Sidebar

Pesona Toleransi M Natsir di Bali Room Hotel Indonesia.

Friday, 27 Aug 2021 18:58 WIB
M Nastir berpidato

IHRAM.CO.ID, Oleh: Ridwan Saidi, Sejarawan dan Budayawan Betawi.


Dies Natalis HMI 1975 di Bali Room Hotel Indonesia. Kawan-kawan yang mempersiapkan teknis, saya sibuk siapkan pidato dies. Pembaharuan Islam Nurcholish Madjid saya nyatakan bukan tanggug jawab PB HMI, tapi yang bersangkutan. Pemikiran tindak individual, bukan komunal.

Pembaharuan Nurcholish bermula dari acara Halal bi Halal HMI PII dan GPI di Menteng Raya 58 tahun 1969. Esensi pembaruan adalah pendekatan baru dalam memahami Islam yang tidak dengan pendekatan fiqih semata.

Yang bikin kemelut ialah pernyataan-pernyaaan Nurcholish yang lepas konteks misal, Islam yes partai Islam no. Atau tarjamah syahadat Nurcholish, 'Tiada tuhan "t" kecil, melainkan Tuhan "T' besar. Soal ini selama lima tahun lamannya menjadi heboh yang melibatkan instansi PB HMI. Ini.mesti diakhiri. Ini inti dari naskah pidato Dies Natalis HMI XXIX.

Naskah pidato beres lalu diganda dengan mesin stensil merk Gestetner pemberian M. Natsir tahun 1957. Itu mesin sudah tua, tapi bersejarah.

Aku kontak panitia teknis. Mereka kata semua beres bahkan musik menyertakan penyanyi yang lagi kondang: Hetty Koes Endang.

Ridwan Saidi: Hetty Koes Endang? Gimane sih, pan kita undang Pak Natsir.

Panitia: Ya gimana Bang, uda kita panjar.

Ridwan Saidi: Aduh! Bonyok deh gue.

Bali Room Hotel Indonesia berkapasitas 1000 orang malam itu penuh sesak. Pengunjung bertepuk meriah saat aku usai pidato. Pak Natsir hanya tersenyum tanpa menoleh wajahku. Aku duduk di sebelah beliau.

Lalu Pak Natsir berpidato menguraikan Islam tanpa menyinggung pembaharuan Islam Nurcholish. Usai Pak Natsir pidato beliau duduk dengan tenang tanpa isyarat mau pulang.
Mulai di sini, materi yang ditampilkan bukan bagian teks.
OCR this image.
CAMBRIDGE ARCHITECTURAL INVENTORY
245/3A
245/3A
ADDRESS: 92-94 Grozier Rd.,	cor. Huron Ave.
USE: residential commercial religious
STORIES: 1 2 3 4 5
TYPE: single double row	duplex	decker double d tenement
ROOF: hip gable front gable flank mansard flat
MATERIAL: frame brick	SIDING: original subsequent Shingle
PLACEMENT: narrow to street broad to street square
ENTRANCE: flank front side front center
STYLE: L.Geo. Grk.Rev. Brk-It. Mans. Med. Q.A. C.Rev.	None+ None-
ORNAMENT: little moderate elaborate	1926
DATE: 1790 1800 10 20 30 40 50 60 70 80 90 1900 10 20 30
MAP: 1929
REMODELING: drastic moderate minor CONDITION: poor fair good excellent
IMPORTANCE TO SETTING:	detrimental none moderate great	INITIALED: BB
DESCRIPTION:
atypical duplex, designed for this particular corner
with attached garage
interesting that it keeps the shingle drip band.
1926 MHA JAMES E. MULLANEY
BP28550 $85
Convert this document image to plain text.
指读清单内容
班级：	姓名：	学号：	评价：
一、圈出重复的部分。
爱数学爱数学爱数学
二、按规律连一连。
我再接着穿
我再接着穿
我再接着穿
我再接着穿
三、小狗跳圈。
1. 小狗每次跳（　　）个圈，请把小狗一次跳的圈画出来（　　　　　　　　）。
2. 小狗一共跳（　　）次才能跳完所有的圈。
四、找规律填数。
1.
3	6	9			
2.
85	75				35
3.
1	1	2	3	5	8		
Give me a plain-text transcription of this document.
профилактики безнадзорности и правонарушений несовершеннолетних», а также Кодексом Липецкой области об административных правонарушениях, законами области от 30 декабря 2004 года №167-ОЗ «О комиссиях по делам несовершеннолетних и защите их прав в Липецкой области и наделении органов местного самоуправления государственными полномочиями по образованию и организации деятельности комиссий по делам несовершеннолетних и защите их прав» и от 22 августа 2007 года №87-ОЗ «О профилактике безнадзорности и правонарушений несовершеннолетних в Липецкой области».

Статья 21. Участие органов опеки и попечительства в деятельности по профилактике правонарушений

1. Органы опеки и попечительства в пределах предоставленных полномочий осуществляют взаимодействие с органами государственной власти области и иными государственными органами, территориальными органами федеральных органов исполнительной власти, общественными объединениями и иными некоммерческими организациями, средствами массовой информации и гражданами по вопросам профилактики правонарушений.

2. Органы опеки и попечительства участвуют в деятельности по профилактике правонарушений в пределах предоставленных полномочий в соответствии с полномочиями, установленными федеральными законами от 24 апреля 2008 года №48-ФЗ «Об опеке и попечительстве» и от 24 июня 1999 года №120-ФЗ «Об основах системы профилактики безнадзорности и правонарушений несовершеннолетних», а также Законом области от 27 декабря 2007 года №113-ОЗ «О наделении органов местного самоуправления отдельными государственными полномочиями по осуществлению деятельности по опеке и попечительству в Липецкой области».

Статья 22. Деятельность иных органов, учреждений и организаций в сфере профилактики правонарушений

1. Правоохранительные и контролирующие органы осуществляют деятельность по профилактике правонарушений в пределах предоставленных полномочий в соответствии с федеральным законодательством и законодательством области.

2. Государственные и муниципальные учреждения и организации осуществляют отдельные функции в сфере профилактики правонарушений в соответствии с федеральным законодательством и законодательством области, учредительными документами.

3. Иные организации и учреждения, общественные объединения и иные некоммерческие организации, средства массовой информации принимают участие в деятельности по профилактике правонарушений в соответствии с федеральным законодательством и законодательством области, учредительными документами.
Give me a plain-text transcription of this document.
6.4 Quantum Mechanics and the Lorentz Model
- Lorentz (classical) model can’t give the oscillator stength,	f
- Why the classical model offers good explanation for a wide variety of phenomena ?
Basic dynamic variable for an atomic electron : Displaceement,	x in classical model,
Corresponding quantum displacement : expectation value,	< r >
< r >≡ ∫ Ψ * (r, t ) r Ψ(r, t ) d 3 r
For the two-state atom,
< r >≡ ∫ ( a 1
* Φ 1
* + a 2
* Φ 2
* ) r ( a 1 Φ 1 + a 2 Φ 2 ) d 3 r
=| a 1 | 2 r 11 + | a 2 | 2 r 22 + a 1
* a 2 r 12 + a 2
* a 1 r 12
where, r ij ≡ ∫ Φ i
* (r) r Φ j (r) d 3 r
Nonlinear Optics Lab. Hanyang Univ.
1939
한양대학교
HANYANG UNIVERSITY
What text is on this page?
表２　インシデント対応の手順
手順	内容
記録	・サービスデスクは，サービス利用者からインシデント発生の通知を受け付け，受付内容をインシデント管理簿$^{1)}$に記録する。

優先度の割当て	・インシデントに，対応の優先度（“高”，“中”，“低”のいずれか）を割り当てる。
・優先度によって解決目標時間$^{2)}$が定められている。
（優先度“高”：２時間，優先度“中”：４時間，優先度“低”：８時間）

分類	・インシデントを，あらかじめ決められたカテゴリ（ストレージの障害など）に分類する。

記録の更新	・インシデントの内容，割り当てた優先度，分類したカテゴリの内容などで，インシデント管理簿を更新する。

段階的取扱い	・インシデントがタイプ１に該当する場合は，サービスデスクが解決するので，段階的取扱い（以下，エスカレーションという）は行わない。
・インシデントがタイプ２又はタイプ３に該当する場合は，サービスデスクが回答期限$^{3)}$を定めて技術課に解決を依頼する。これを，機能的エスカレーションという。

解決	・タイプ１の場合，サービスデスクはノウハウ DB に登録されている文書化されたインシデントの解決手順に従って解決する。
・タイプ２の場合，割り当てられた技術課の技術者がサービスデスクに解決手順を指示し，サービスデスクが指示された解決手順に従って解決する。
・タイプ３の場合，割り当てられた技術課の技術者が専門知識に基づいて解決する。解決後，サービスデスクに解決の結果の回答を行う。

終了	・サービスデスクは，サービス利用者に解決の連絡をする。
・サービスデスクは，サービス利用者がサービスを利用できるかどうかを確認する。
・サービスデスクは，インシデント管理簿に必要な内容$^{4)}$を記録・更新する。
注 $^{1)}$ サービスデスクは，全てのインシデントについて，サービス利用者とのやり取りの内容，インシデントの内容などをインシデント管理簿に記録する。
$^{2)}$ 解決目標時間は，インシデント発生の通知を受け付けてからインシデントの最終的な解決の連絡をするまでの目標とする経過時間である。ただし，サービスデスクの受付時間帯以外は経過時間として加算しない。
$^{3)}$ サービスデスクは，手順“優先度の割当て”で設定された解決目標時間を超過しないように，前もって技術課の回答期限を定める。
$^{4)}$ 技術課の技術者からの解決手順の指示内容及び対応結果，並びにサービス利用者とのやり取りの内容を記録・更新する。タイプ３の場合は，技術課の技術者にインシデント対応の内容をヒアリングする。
Hetty Koes Endang muncul di pentas seraya mengangguk hormat ke Pak Natsir. Pak Natsir hanya senyum. Koes Endang bernyanyi. Asyik sih, tapi hatiku masih dungjeng-dungjeng.

Hetty Koes Endang usai nyanyi, penonton bertepuk riuh. Lagi-lagi Pak Natsir cuma senyum seraya bangkit dari kursi permisi pulang. Kuanter pak Natsir ke mobil. Hatiku amat gembira campur haru. Betapa gentle dan tolerannya sikap dan etika seorang pembesar dunia Islam seperti Mohamad Natsir Datuk Sinaro Panjang.